Y es precisamente esa distancia la
que he intentado conservar durante estos meses, además de que mi postura
ideológica como católico puede ser todo menos neutral, pues no tengo problema
en adherirme a algunas de esas corrientes derivadas de eso que solía llamarse “teología
de la liberación”. Y digo solía, porque ya son varias décadas las que nos
separan de su surgimiento, y tengo mis dudas de que esta palabra siga
significando lo mismo. Pero mantener distancia es difícil, sobre todo cuando
desde la máxima autoridad de la iglesia católica se empiezan a fomentar
algunos elementos y nociones teológicas, que hace un año uno no podía mencionar
en ciertos círculos sin ser mal visto por respaldar una posición ideológica, izquierdista,
marxista, anarquista, comunista, feminista… Pues se nos ha enseñado que los cristianos no debemos
tener ideología, pues nuestro pensamiento se limita al seguimiento a Jesucristo.
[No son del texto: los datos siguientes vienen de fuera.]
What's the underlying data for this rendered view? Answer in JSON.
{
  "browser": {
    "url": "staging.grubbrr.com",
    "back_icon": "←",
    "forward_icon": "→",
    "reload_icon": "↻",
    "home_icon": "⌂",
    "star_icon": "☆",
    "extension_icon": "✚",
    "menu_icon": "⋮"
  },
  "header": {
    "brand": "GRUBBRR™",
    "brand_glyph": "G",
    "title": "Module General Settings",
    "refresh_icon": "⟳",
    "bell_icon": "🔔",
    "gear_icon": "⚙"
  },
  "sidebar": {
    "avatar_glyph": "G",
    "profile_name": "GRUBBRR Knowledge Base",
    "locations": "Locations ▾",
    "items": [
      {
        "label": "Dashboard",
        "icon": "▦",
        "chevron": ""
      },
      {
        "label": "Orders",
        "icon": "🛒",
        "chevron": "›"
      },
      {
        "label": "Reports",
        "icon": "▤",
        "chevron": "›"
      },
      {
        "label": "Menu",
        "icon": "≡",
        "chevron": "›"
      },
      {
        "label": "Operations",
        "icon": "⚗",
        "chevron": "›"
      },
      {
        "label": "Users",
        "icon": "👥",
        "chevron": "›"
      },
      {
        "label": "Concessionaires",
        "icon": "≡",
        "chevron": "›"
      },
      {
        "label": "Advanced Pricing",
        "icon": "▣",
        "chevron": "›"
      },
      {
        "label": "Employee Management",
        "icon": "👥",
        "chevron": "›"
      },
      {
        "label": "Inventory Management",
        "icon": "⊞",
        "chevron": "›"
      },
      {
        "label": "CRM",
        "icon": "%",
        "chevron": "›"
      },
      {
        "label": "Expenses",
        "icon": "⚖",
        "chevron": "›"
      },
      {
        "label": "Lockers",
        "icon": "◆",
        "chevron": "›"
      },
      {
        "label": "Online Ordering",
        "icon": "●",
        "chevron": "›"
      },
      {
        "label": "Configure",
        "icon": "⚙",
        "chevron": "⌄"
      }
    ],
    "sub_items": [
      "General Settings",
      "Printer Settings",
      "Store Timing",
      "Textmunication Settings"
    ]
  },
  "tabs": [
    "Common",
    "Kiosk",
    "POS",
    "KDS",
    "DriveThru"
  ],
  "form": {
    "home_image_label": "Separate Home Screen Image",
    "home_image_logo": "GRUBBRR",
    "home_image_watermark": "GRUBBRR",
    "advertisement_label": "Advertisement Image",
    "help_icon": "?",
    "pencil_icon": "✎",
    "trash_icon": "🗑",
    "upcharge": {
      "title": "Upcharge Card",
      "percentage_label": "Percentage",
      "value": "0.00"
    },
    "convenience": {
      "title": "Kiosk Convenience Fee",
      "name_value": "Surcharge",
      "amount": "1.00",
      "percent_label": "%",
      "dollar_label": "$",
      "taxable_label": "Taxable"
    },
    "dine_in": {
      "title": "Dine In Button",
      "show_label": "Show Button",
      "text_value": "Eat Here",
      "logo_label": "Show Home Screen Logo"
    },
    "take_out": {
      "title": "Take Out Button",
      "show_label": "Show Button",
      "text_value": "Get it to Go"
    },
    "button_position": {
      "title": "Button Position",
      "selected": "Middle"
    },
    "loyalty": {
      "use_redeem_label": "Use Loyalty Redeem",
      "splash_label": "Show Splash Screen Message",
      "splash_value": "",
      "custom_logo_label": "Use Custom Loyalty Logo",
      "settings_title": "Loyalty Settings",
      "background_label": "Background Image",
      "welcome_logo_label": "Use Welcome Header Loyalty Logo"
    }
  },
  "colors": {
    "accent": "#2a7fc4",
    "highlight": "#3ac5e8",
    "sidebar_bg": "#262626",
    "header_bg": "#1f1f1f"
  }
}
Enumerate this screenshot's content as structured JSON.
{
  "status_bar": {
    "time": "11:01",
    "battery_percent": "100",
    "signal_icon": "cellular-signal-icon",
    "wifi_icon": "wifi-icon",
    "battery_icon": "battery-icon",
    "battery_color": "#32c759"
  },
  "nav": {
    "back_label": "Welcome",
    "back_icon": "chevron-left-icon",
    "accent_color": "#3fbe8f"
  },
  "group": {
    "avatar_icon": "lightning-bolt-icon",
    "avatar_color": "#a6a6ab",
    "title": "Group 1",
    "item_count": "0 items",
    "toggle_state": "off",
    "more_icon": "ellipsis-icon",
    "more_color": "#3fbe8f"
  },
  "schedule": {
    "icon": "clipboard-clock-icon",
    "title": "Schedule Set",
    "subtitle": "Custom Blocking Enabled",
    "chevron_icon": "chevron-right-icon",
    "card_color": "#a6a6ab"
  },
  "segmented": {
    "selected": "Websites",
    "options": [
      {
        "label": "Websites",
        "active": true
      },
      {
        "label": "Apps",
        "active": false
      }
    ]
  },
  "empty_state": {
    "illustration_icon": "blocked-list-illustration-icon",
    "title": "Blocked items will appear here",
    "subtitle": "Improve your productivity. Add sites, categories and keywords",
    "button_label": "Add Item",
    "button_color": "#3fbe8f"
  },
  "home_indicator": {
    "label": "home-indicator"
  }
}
Pero ahora las cosas están cambiando,
y no por eso quiero decir que Jorge Bergoglio sea un progresista (además, como
decía Ivan Illich, siguiendo a la escuela de Frankfurt, deberíamos ser especialmente desconfiados de las nociones de
progreso y desarrollo), pero sí que ha puesto sobre la mesa una serie de
cuestiones, modos y formas, que los católicos que crecieron con un Karol Wojtyla
como único referente papal, estaban acostumbradas a ver como “inmutables”. Quizá
lo más sorprendente es la habilidad retórica del otrora provincial de la SJ en la
Argentina y Arzobispo del mismo país, pues cual teólogo acusado de disidente
ante la congregación para la doctrina de la fe, ha evitado cuestionar los
fundamentos doctrinales de muchos temas espinosos, con lo que nos viene a
demostrar que, utilizando términos bourdieuanos, aún dentro del campo
religioso, los dominadores se encuentran dominados por su propia dominación.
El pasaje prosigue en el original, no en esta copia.